Which I linked back to. And I agree, there isn't effective representation. It has nothing to do with "large rural areas" vs "urban areas". It has everything to do with rural areas voting one way and urban voting another based on lifestyles, preferences and lack of the other parties being able to prove that they can do just as well as the standard/usual party elected (urban usually goes Liberal, so Cons proving they can be just as good representational wise to urban people, for example. And Liberals showing rural areas that they're not just for the "rich urbanites".)
Wrong. It does not mean multiple votes for one person.
And yet, that's what you said.
""We could easily level the playing field by giving large rural ridings extra votes based on either sq. Km. (extra votes would mean more votes per person in that area) Or number of communities represented (again, extra votes per person based on population per community which would further break down into who exactly gets to have the extra votes?).""
MPs are still elected the same way.
Then what would be the difference/change?
And I specified LARGE rural ridings. Not your little suburban areas.
"Little suburban areas".
Yeah... pretty sure there aren't any of those around here. We have urban areas, and rural areas.
Think Yukon and NWT and the large ridings in the western provinces.
I actually was when considering your post and the area you're talking about.

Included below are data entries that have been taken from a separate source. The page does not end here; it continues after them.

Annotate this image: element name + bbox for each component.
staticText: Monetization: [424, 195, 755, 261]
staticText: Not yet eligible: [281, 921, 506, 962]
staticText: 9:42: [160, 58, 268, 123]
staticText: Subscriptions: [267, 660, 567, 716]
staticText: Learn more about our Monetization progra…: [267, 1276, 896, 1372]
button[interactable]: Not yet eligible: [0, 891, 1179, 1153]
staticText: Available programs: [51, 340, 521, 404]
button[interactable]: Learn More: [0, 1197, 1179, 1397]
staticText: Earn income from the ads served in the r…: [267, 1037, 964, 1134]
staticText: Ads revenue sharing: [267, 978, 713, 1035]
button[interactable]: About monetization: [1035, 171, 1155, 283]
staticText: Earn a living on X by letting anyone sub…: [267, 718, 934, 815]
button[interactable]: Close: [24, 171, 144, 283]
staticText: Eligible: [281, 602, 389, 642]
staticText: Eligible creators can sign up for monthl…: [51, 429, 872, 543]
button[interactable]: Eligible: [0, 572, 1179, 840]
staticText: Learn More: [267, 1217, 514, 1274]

Even looked into it if you look at the original reply/breakdown.
I never came up with a specific number, but think along the lines of more than 2 hr drive from one end of the riding to the other end, or more than 10 communities represented.
Oh now see, now you're really clarifying which you hadn't done yet.

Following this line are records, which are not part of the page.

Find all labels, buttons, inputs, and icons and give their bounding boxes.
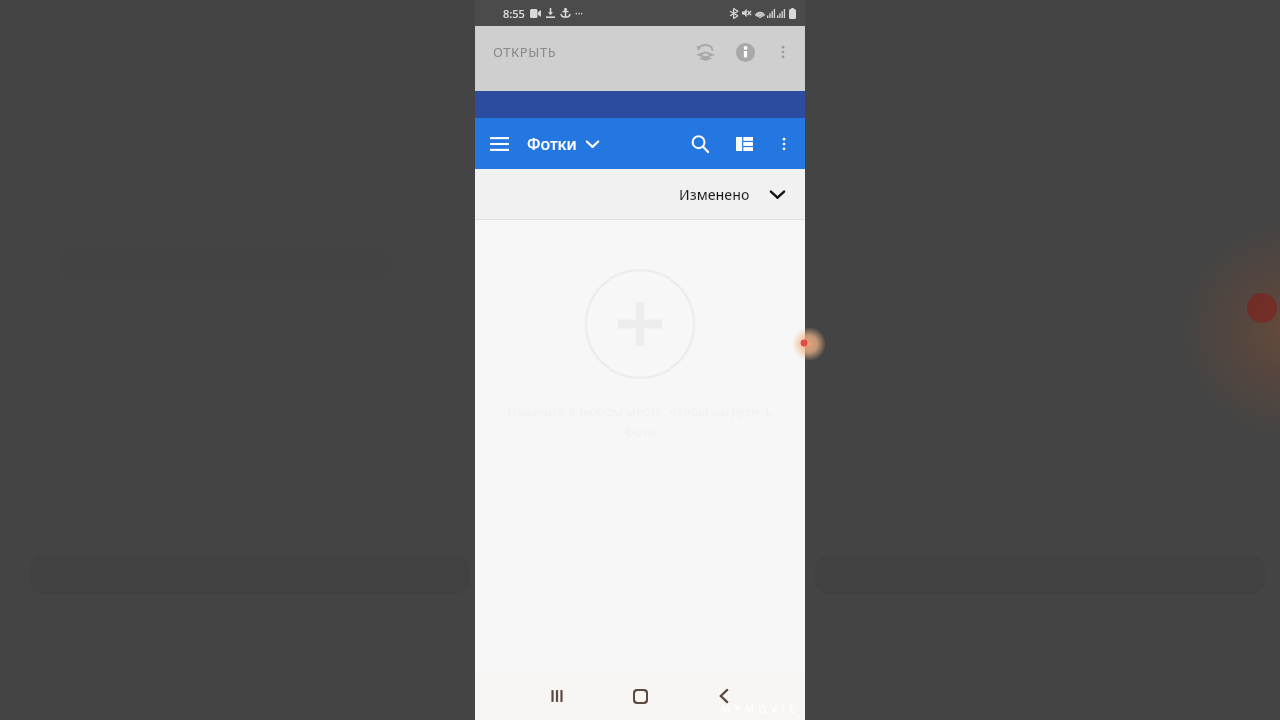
button[interactable]: Back (682, 672, 765, 720)
button[interactable]: Изменено (665, 175, 805, 214)
button[interactable]: Change view (722, 122, 766, 166)
button[interactable]: More options (766, 126, 802, 162)
button[interactable]: Info (725, 32, 765, 72)
staticText: 8:55 (503, 6, 525, 21)
button[interactable]: Create new (584, 268, 696, 380)
button[interactable]: More options (765, 34, 801, 70)
staticText: Изменено (679, 185, 750, 204)
button[interactable]: Фотки (523, 127, 603, 161)
button[interactable]: Home (599, 672, 682, 720)
staticText: M Y M O V I E (721, 702, 797, 716)
staticText: ОТКРЫТЬ (493, 43, 557, 61)
button[interactable]: ОТКРЫТЬ (475, 35, 575, 69)
staticText: Фотки (527, 133, 577, 155)
button[interactable]: Search (678, 122, 722, 166)
button[interactable]: Revert layers (685, 32, 725, 72)
staticText: ··· (575, 6, 584, 20)
button[interactable]: Recent apps (515, 672, 599, 720)
button[interactable]: Navigation menu (475, 120, 523, 168)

But still "more votes" would mean people getting more than one vote.
Perhaps smaller when the only access is by boat or air. I would support the same provincially, because the problem is the same. There is effectively no representation outside large urban centers.

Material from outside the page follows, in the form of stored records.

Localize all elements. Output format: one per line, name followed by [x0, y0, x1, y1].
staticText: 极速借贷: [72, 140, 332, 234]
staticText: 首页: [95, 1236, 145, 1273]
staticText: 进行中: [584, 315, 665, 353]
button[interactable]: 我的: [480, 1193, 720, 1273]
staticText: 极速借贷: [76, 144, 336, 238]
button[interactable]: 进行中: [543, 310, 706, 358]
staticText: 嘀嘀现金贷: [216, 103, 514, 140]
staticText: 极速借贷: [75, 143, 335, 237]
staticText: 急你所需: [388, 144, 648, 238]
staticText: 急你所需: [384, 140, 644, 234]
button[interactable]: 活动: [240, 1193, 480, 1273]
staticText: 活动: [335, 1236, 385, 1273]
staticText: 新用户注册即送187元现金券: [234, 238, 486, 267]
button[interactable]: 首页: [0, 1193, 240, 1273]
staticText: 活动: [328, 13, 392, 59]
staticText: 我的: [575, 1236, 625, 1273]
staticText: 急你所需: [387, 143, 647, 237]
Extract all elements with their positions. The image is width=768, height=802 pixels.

But there is representation. Each area is represented equally, it's just that the people VOTE differently from urban to rural areas.
The actual issue isn't the areas themselves, it's who the people vote for, why they vote that way, and the other side not doing a good enough job to tell people why they should be voted for. And it's also dependent on whether it's federal or provincial politics.
Federally, my riding always ends up voting Liberal regardless, because French people = Liberal in NB.
Provincially this same riding is divided smaller (of course) and suddenly while the French area votes Liberal almost always, sometimes the more English part of it now gets more of a say and we've gone Liberal, Con AND Green (currently, and she's actually been the best MLA we've had for decades).
I think the riding size is 75K per riding. If you want smaller ridings, you would make it lets say 35K per riding. This would virtually double the number of sitting MPs from all regions. Yes they will be more responsive when dealing with local constituents but now a days this is such a small part of their job. Do we really need twice as many freeloaders sucking the government tit?
If you are trying to say ridings in different areas should be treated differently, no. We already have Quebec for that. We don't need more whiners.
Exactly.
Although I'd put in that even the smaller ridings wouldn't mean greater chances for people's voices/votes to matter. It'd still, as you said, just make more MP's but not necessarily fix the actual problems of people mattering.